The show was imagined as an art crate arriving from Seoul to Paris.
What does “in transit” represent for you right now — culturally, emotionally, creatively?
For me, my work is about coexistence. Seoul and Paris, The East and the West, past and future, living together in harmony. By going back and forth between Seoul and Paris, I hope my work can act as a bridge between the two cultures. To me, “in transit” also means flexibility and travel, meaning not staying in one place. Traveling allows us to feel and learn new things, and those experiences inspire not only my creative work, but life itself.

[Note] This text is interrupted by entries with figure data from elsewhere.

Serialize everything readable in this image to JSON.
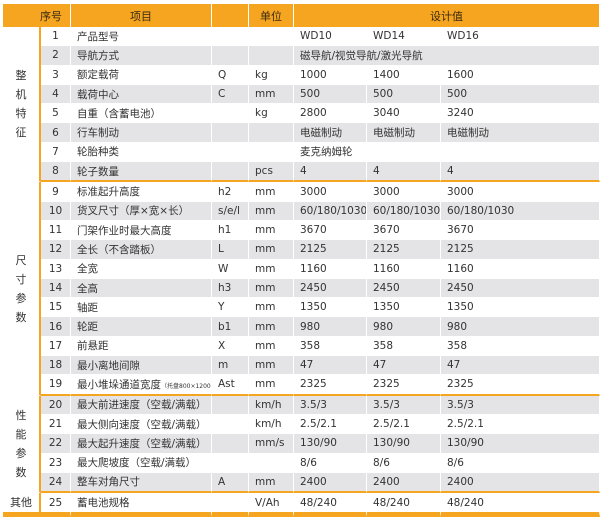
{
  "header": {
    "seq": "序号",
    "item": "项目",
    "unit": "单位",
    "design": "设计值"
  },
  "groups": [
    {
      "label": "整\n机\n特\n征",
      "rows": 8
    },
    {
      "label": "尺\n寸\n参\n数",
      "rows": 11
    },
    {
      "label": "性\n能\n参\n数",
      "rows": 5
    },
    {
      "label": "其他",
      "rows": 1
    }
  ],
  "rows": [
    {
      "seq": "1",
      "item": "产品型号",
      "sym": "",
      "unit": "",
      "v": [
        "WD10",
        "WD14",
        "WD16"
      ]
    },
    {
      "seq": "2",
      "item": "导航方式",
      "sym": "",
      "unit": "",
      "merged": "磁导航/视觉导航/激光导航"
    },
    {
      "seq": "3",
      "item": "额定载荷",
      "sym": "Q",
      "unit": "kg",
      "v": [
        "1000",
        "1400",
        "1600"
      ]
    },
    {
      "seq": "4",
      "item": "载荷中心",
      "sym": "C",
      "unit": "mm",
      "v": [
        "500",
        "500",
        "500"
      ]
    },
    {
      "seq": "5",
      "item": "自重（含蓄电池）",
      "sym": "",
      "unit": "kg",
      "v": [
        "2800",
        "3040",
        "3240"
      ]
    },
    {
      "seq": "6",
      "item": "行车制动",
      "sym": "",
      "unit": "",
      "v": [
        "电磁制动",
        "电磁制动",
        "电磁制动"
      ]
    },
    {
      "seq": "7",
      "item": "轮胎种类",
      "sym": "",
      "unit": "",
      "merged": "麦克纳姆轮"
    },
    {
      "seq": "8",
      "item": "轮子数量",
      "sym": "",
      "unit": "pcs",
      "v": [
        "4",
        "4",
        "4"
      ]
    },
    {
      "seq": "9",
      "item": "标准起升高度",
      "sym": "h2",
      "unit": "mm",
      "v": [
        "3000",
        "3000",
        "3000"
      ]
    },
    {
      "seq": "10",
      "item": "货叉尺寸（厚×宽×长）",
      "sym": "s/e/l",
      "unit": "mm",
      "v": [
        "60/180/1030",
        "60/180/1030",
        "60/180/1030"
      ]
    },
    {
      "seq": "11",
      "item": "门架作业时最大高度",
      "sym": "h1",
      "unit": "mm",
      "v": [
        "3670",
        "3670",
        "3670"
      ]
    },
    {
      "seq": "12",
      "item": "全长（不含踏板）",
      "sym": "L",
      "unit": "mm",
      "v": [
        "2125",
        "2125",
        "2125"
      ]
    },
    {
      "seq": "13",
      "item": "全宽",
      "sym": "W",
      "unit": "mm",
      "v": [
        "1160",
        "1160",
        "1160"
      ]
    },
    {
      "seq": "14",
      "item": "全高",
      "sym": "h3",
      "unit": "mm",
      "v": [
        "2450",
        "2450",
        "2450"
      ]
    },
    {
      "seq": "15",
      "item": "轴距",
      "sym": "Y",
      "unit": "mm",
      "v": [
        "1350",
        "1350",
        "1350"
      ]
    },
    {
      "seq": "16",
      "item": "轮距",
      "sym": "b1",
      "unit": "mm",
      "v": [
        "980",
        "980",
        "980"
      ]
    },
    {
      "seq": "17",
      "item": "前悬距",
      "sym": "X",
      "unit": "mm",
      "v": [
        "358",
        "358",
        "358"
      ]
    },
    {
      "seq": "18",
      "item": "最小离地间隙",
      "sym": "m",
      "unit": "mm",
      "v": [
        "47",
        "47",
        "47"
      ]
    },
    {
      "seq": "19",
      "item": "最小堆垛通道宽度",
      "note": "（托盘800×1200）",
      "sym": "Ast",
      "unit": "mm",
      "v": [
        "2325",
        "2325",
        "2325"
      ]
    },
    {
      "seq": "20",
      "item": "最大前进速度（空载/满载）",
      "sym": "",
      "unit": "km/h",
      "v": [
        "3.5/3",
        "3.5/3",
        "3.5/3"
      ]
    },
    {
      "seq": "21",
      "item": "最大侧向速度（空载/满载）",
      "sym": "",
      "unit": "km/h",
      "v": [
        "2.5/2.1",
        "2.5/2.1",
        "2.5/2.1"
      ]
    },
    {
      "seq": "22",
      "item": "最大起升速度（空载/满载）",
      "sym": "",
      "unit": "mm/s",
      "v": [
        "130/90",
        "130/90",
        "130/90"
      ]
    },
    {
      "seq": "23",
      "item": "最大爬坡度（空载/满载）",
      "sym": "",
      "unit": "",
      "v": [
        "8/6",
        "8/6",
        "8/6"
      ]
    },
    {
      "seq": "24",
      "item": "整车对角尺寸",
      "sym": "A",
      "unit": "mm",
      "v": [
        "2400",
        "2400",
        "2400"
      ]
    },
    {
      "seq": "25",
      "item": "蓄电池规格",
      "sym": "",
      "unit": "V/Ah",
      "v": [
        "48/240",
        "48/240",
        "48/240"
      ]
    }
  ],
  "colors": {
    "accent": "#F5A51F",
    "row_shade": "#E4E4E6"
  }
}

Your heritage references an ancient Korean royal lineage known for decorative arts, yet your silhouettes feel modern and restrained. Where does ornament end and discipline begin in your work?
I’ve always liked things that feel simple but poetic. Even the ancient Korean royal aesthetics that inspire KIMHĒKIM were quite minimal. Simple but not poorly done, elegant but not excessive. I think that balance is naturally part of my DNA.
I often use decorative materials like pearls, bows, and organza, but I balance them with restrained silhouettes and structure. Usually I start with a raw idea and keep removing things until the collection feels right.
The collection unfolds like a composition — scenes, rhythm, crescendo, release.
Do you approach fashion more like music than image?
That’s a very sharp question. I personally enjoy music that is experimental but still has a clear structure. A beginning, a development, and a release. I think that naturally influences the way I build a collection, especially a show. I try to give meaning to each moment so that the audience can experience it together, almost like watching a film or a theater piece.
Since your ‘Obsession’ series began in 2021, experimentation has intensified.
What are you currently obsessed with — and what are you trying to let go of?
My work is based on self-love, but it’s also an obsession with beauty. The process of finding harmony between the inner self and the outer self feels endless. Expressing that journey through fashion and decorative arts almost requires a certain obsession.
But these days, I’m trying to keep one simple principle: to stay healthy. Eating well, seeing beautiful things, exercising a little, and sleeping well. I think that’s how I can keep dreaming beautiful dreams.
Having trained in Parisian couture houses before founding your label, how do you protect sensitivity and nostalgia from becoming rigidity or nostalgia-as-branding?
I see the brand as a living organism. It’s still quite young, being only ten years old. It’s almost like a child who keeps dreaming, meeting people, being influenced, and growing. Within that process, I try to make careful decisions each time. Sometimes I follow emotion and memory, and sometimes I choose experimentation and challenge. I hope the brand can continue to grow like a story that never really ends.
In KIMHĒKIM, “everyone is a piece of art in motion.”
In a world increasingly curated and digitized, what does movement mean to you now?
We are all living beings. The parts of ourselves that are not curated or digitized. The worries, hopes, pain, and joy we feel in our private moments, all of it is very precious. I believe this journey, this movement, is what transforms us from a raw stone into a beautiful work of art.